On Thursday night 30 June, El Grand Senor returned for the first time to a city track since his comeback from an early retirement. The black superstar was unbeaten in six starts since his return, including a tremendous Traralgon Cup (Group 2) success, scoring by just over five lengths against a strong field.
Although the speed machine led for most of the journey at Sandown, he was run down in the shadows of the post by Golden Easter Egg victor Radley Bale. In statistical terms, El Grand Senor doesn’t like box three, the alley he exited in that Free For All. In four previous starts when sporting the white rug, El Grand Senor had won just twice, running third in one and fifth in the other, the furthest back he has ever finished in 40 career outings and 33 wins.
Despite his Sandown defeat, El Grand Senor can lay claim to a unique Australian record that no other greyhound -to the best of this writer’s knowledge- has managed to achieve since the advent of racing in 1927. He is the only greyhound to have ever put together three sequences of seven or more consecutive victories during a career.
Prior to his Sandown Park second to Radley Bale, El Grand Senor had strung together nine successive victories in a sequence that began on 9 January 2011. Prior to that run of nine on end, he had been beaten into third place at Ballarat (out of box three) by Greta Bale on 8 December 2010. That defeat also ended a sequence of nine consecutive victories.
Between 14 March and 6 May 2010, El Grand Senor won seven consecutive races and so, with two further sequences, both of nine in a row, El Grand Senor has done what no other greyhound has ever managed in more than 83 years of racing in Australia.
To be fair, there is one other greyhound which has managed three winning sequences of seven or more wins in a row during a career. That greyhound was Mackay champion Minnie Flyer, who, between 1994 and 1996, strung together sequences of eight, nine, and seven consecutive wins.

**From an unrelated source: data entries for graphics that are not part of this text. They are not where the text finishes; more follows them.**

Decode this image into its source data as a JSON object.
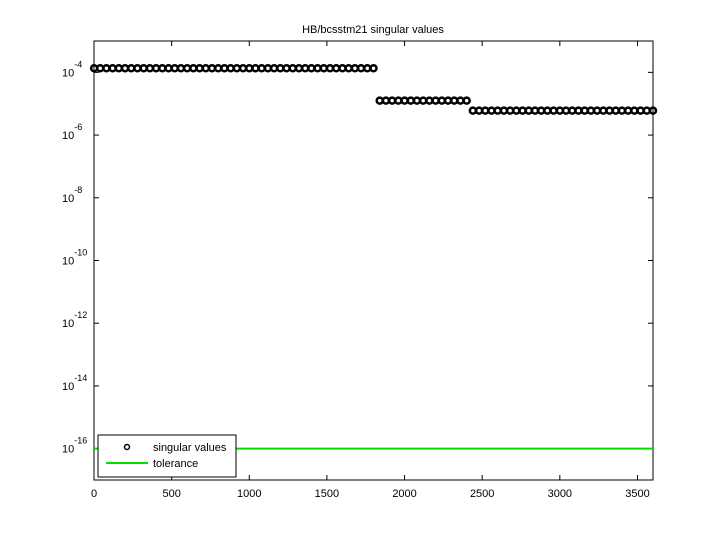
{
  "chart_data": {
    "type": "scatter",
    "title": "HB/bcsstm21 singular values",
    "y_scale": "log",
    "legend_position": "lower left",
    "xlim": [
      0,
      3600
    ],
    "xticks": [
      0,
      500,
      1000,
      1500,
      2000,
      2500,
      3000,
      3500
    ],
    "ylim": [
      1e-17,
      0.001
    ],
    "yticks": [
      {
        "value": 1e-16,
        "label": "10",
        "exponent": "-16"
      },
      {
        "value": 1e-14,
        "label": "10",
        "exponent": "-14"
      },
      {
        "value": 1e-12,
        "label": "10",
        "exponent": "-12"
      },
      {
        "value": 1e-10,
        "label": "10",
        "exponent": "-10"
      },
      {
        "value": 1e-08,
        "label": "10",
        "exponent": "-8"
      },
      {
        "value": 1e-06,
        "label": "10",
        "exponent": "-6"
      },
      {
        "value": 0.0001,
        "label": "10",
        "exponent": "-4"
      }
    ],
    "series": [
      {
        "name": "singular values",
        "color": "#000000",
        "style": "markers",
        "x": [
          1,
          40,
          80,
          120,
          160,
          200,
          240,
          280,
          320,
          360,
          400,
          440,
          480,
          520,
          560,
          600,
          640,
          680,
          720,
          760,
          800,
          840,
          880,
          920,
          960,
          1000,
          1040,
          1080,
          1120,
          1160,
          1200,
          1240,
          1280,
          1320,
          1360,
          1400,
          1440,
          1480,
          1520,
          1560,
          1600,
          1640,
          1680,
          1720,
          1760,
          1800,
          1840,
          1880,
          1920,
          1960,
          2000,
          2040,
          2080,
          2120,
          2160,
          2200,
          2240,
          2280,
          2320,
          2360,
          2400,
          2440,
          2480,
          2520,
          2560,
          2600,
          2640,
          2680,
          2720,
          2760,
          2800,
          2840,
          2880,
          2920,
          2960,
          3000,
          3040,
          3080,
          3120,
          3160,
          3200,
          3240,
          3280,
          3320,
          3360,
          3400,
          3440,
          3480,
          3520,
          3560,
          3600
        ],
        "values": [
          0.000135,
          0.000135,
          0.000135,
          0.000135,
          0.000135,
          0.000135,
          0.000135,
          0.000135,
          0.000135,
          0.000135,
          0.000135,
          0.000135,
          0.000135,
          0.000135,
          0.000135,
          0.000135,
          0.000135,
          0.000135,
          0.000135,
          0.000135,
          0.000135,
          0.000135,
          0.000135,
          0.000135,
          0.000135,
          0.000135,
          0.000135,
          0.000135,
          0.000135,
          0.000135,
          0.000135,
          0.000135,
          0.000135,
          0.000135,
          0.000135,
          0.000135,
          0.000135,
          0.000135,
          0.000135,
          0.000135,
          0.000135,
          0.000135,
          0.000135,
          0.000135,
          0.000135,
          0.000135,
          1.25e-05,
          1.25e-05,
          1.25e-05,
          1.25e-05,
          1.25e-05,
          1.25e-05,
          1.25e-05,
          1.25e-05,
          1.25e-05,
          1.25e-05,
          1.25e-05,
          1.25e-05,
          1.25e-05,
          1.25e-05,
          1.25e-05,
          6e-06,
          6e-06,
          6e-06,
          6e-06,
          6e-06,
          6e-06,
          6e-06,
          6e-06,
          6e-06,
          6e-06,
          6e-06,
          6e-06,
          6e-06,
          6e-06,
          6e-06,
          6e-06,
          6e-06,
          6e-06,
          6e-06,
          6e-06,
          6e-06,
          6e-06,
          6e-06,
          6e-06,
          6e-06,
          6e-06,
          6e-06,
          6e-06,
          6e-06,
          6e-06
        ]
      },
      {
        "name": "tolerance",
        "color": "#00dd00",
        "style": "line",
        "x": [
          0,
          3600
        ],
        "values": [
          1e-16,
          1e-16
        ]
      }
    ]
  }
}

By any measure, while that effort is commendable, it doesn’t truly compare with El Grand Senor’s three sequences (26 wins compared to 24) which were all scored on TAB or city tracks compared to Minnie Flyer’s efforts on a non-TAB circuit.
To the best of my knowledge, Tropical One (with the Australian record of 24 wins on end and another sequence of nine in a row), True Vintage (15 and 13 wins in succession), Flying Amy (14 and nine on end), National Lass (14 and nine consecutive), and Wild Country (13 and then 12 on end before being retired), are the only other greyhounds to have put together at least two sequences of nine or more wins in a row during their career.
For this writer, while El Grand Senor is a true speed machine and a genuinely magnificent greyhound, I can’t help but feel he will not be able to command the tag of ‘great’ until he races with success interstate, preferably at Wentworth Park in a Group event. The speed champions of the recent past, Flying Amy, Tenthill Doll, Brett Lee, and El Galo all achieved fame outside their home state and perhaps this is what breeders may be wanting to see with El Grand Senor.